Baca berita dengan sedikit iklan, klik di sini
Suprapto galak sekali. Kepala Urusan Umum Kantor Desa Sugihwaras—desa terdekat dengan puncak Kelud di sisi utara, berjarak sekitar 10 kilometer—menegaskan tak rela bila Pemerintah Kabupaten Blitar mengklaim kepemilikan Puncak Kelud. "Gunung itu sudah milik kami sejak dulu," katanya.
Dusun Gambaranyar, Desa Sumberasri, yang termasuk wilayah Kabupaten Blitar, di sisi selatan, sebenarnya lebih dekat ke kubah lava, yakni tujuh kilometer. Tapi Suprapto tidak peduli.
Suprapto juga tetap ngotot sekalipun kawasan yang diperebutkan hanyalah hutan yang tak berpenghuni. Ini seperti yang disebutkan oleh Khoirul Huda, Kepala Pos Pemantauan Aktivitas Gunung Kelud di Desa Sugihwaras, Kediri. Menurut Khoirul, wilayah perbatasan yang menjadi sengketa ini berada di area hutan yang sangat jauh dari permukiman. "Hanya monyet yang tinggal di sana," katanya.
Bagi Suprapto, Kelud memang bukan sekadar batas wilayah yang harus dipertahankan, melainkan juga simbol peradaban melalui legenda Jayabaya. Dalam hikayat yang dikisahkan turun-temurun, Prabu Jayabaya, Raja Kadiri, memerintahkan dua raksasa menjaga wilayahnya. Masing-masing adalah Buto Locaya, yang bertugas berjaga di Gunung Klotok, dan Tunggul Wulung, yang bermukim di Gunung Kelud. Itu sebabnya dia menyatakan, "Gunung itu sudah milik kami sejak dulu."
Sejak sebelum kawasan itu dibangun menjadi obyek wisata lengkap dengan gardu pandang, museum, dan penginapan, Suprapto menambahkan, warga Desa Sugihwaras sudah kerap menggelar ritual selamatan. Mereka bahkan memiliki juru kunci untuk gunung itu.
Namun, soal ritual, warga tetangga juga sudah lama memiliki tradisi Larung Intan di kawah Kelud. Ini terungkap dalam rapat di Kota Batu yang difasilitasi pemerintah provinsi, dua pekan lalu.

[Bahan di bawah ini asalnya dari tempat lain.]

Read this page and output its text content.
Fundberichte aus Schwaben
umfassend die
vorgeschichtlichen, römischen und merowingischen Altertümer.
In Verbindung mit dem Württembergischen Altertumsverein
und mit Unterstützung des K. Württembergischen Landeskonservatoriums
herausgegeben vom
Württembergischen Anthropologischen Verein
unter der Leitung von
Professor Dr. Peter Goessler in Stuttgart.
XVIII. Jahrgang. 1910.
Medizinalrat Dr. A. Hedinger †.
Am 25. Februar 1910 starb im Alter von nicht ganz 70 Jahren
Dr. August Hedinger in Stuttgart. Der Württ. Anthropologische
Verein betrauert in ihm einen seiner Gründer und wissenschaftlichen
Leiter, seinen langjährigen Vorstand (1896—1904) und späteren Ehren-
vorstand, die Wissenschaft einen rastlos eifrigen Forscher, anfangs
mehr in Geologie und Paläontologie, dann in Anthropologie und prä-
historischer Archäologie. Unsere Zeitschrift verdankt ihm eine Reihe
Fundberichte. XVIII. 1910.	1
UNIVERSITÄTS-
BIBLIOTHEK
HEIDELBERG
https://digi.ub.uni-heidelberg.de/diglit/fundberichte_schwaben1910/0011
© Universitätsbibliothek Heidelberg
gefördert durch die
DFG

Dukungan atas klaim pemerintahnya juga terjadi di sisi ini. Menurut Pipit, ketua rukun tetangga di Dusun Gambaranyar, dusunnya pasti akan lebih sejahtera apabila bisa memiliki akses ke Puncak Kelud. Saat ini, menurut dia, sebagian besar warganya bekerja di perkebunan dengan pangkat rendahan. "Kalau bisa hidup seperti Desa Sugihwaras kan lebih bagus," ujarnya.
Berbeda dengan di lereng menuju puncak Kelud, ketegangan sengketa tak sampai merambat ke ketinggian ribuan meter Gunung Ijen. Ningsih, 35 tahun, warga Kampung Panggungsari, Dusun Jambu, Desa Tamansari, Licin, Banyuwangi, yang merupakan permukiman terdekat dengan Gunung Ijen, menyatakan tak tahu dan tak peduli dengan sengketa.

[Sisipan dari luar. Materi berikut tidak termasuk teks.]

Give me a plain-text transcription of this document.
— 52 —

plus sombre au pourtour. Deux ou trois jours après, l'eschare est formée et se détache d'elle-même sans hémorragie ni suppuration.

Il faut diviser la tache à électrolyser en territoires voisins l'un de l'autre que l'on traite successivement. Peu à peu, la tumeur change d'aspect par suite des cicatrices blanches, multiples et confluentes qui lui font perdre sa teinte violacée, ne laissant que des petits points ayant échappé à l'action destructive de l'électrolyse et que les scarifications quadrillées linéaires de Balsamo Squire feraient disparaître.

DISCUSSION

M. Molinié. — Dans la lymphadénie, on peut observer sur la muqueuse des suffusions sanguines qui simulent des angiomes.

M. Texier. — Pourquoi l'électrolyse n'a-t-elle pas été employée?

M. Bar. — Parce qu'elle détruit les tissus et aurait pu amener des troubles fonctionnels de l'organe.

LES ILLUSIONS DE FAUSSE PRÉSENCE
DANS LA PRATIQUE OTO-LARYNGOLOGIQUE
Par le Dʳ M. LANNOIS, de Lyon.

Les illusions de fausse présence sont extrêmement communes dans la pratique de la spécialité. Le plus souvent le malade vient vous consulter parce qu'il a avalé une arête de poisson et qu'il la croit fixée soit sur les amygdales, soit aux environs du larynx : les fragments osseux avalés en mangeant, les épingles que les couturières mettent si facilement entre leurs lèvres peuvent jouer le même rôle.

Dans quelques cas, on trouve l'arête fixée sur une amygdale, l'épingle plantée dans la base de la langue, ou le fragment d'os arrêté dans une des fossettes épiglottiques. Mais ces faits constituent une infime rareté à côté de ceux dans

Buruh pemetik kopi ini yakin, apakah pemerintah Bondowoso berhak atas separuh kawasan Gunung Ijen ataukah pemerintah Banyuwangi yang pantas menguasai seluruhnya, dampaknya sama-sama tak nyata. "Tidak akan berpengaruh pada kehidupan kami juga," tuturnya.

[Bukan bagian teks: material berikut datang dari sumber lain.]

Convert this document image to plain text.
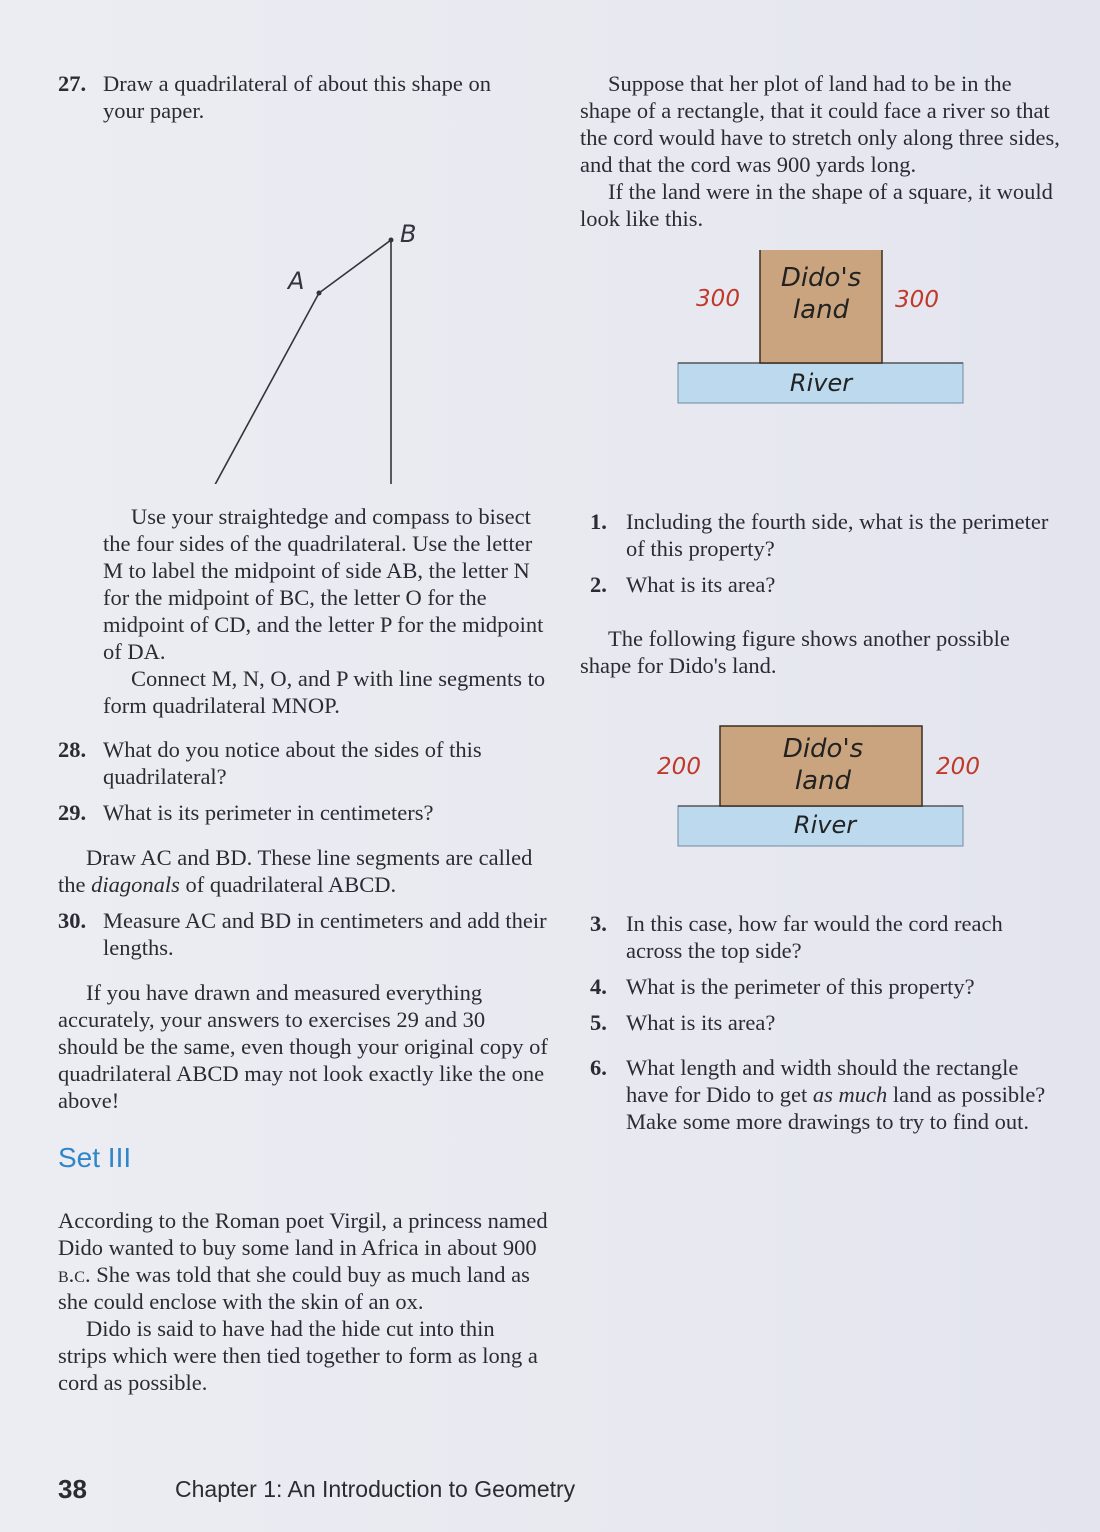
27. Draw a quadrilateral of about this shape on your paper.
A
B

Use your straightedge and compass to bisect the four sides of the quadrilateral. Use the letter M to label the midpoint of side AB, the letter N for the midpoint of BC, the letter O for the midpoint of CD, and the letter P for the midpoint of DA.

Connect M, N, O, and P with line segments to form quadrilateral MNOP.

28. What do you notice about the sides of this quadrilateral?
29. What is its perimeter in centimeters?

Draw AC and BD. These line segments are called the diagonals of quadrilateral ABCD.

30. Measure AC and BD in centimeters and add their lengths.

If you have drawn and measured everything accurately, your answers to exercises 29 and 30 should be the same, even though your original copy of quadrilateral ABCD may not look exactly like the one above!

Set III

According to the Roman poet Virgil, a princess named Dido wanted to buy some land in Africa in about 900 b.c. She was told that she could buy as much land as she could enclose with the skin of an ox.

Dido is said to have had the hide cut into thin strips which were then tied together to form as long a cord as possible.

Suppose that her plot of land had to be in the shape of a rectangle, that it could face a river so that the cord would have to stretch only along three sides, and that the cord was 900 yards long.

If the land were in the shape of a square, it would look like this.

300	300
Dido's
land
River
1. Including the fourth side, what is the perimeter of this property?
2. What is its area?

The following figure shows another possible shape for Dido's land.

200	200
Dido's
land
River
3. In this case, how far would the cord reach across the top side?
4. What is the perimeter of this property?
5. What is its area?
6. What length and width should the rectangle have for Dido to get as much land as possible? Make some more drawings to try to find out.
38	Chapter 1: An Introduction to Geometry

Seperti yang tampak dari perjalanan Tempo pada Ahad dua pekan lalu, rumah-rumah yang ada di kampung itu tak berubah meski telah berlalu puluhan tahun. Sebanyak 22 rumah petak dari bambu yang berderet di antara perkebunan kopi dan cengkeh itu dindingnya bolong-bolong dengan atap seng yang penuh karat. "Rumah ini disediakan pihak kebun," kata Ningsih.
Hanya ada 22 keluarga, termasuk pasangan Ningsih dan Untung, penghuni kampung yang berjarak 10 kilometer dari gunung berapi itu. Selebihnya adalah kendaraan yang lalu-lalang.
Kendaraan ramai melintas menuju dan dari kawasan kawah Ijen, terutama pada akhir pekan dan hari libur. Tapi, ya, hanya melintas. "Ramai atau tidaknya wisatawan, hidup kami tetap begini dari dulu," kata Suraji, 65 tahun, warga lain, buruh pemupuk cengkeh.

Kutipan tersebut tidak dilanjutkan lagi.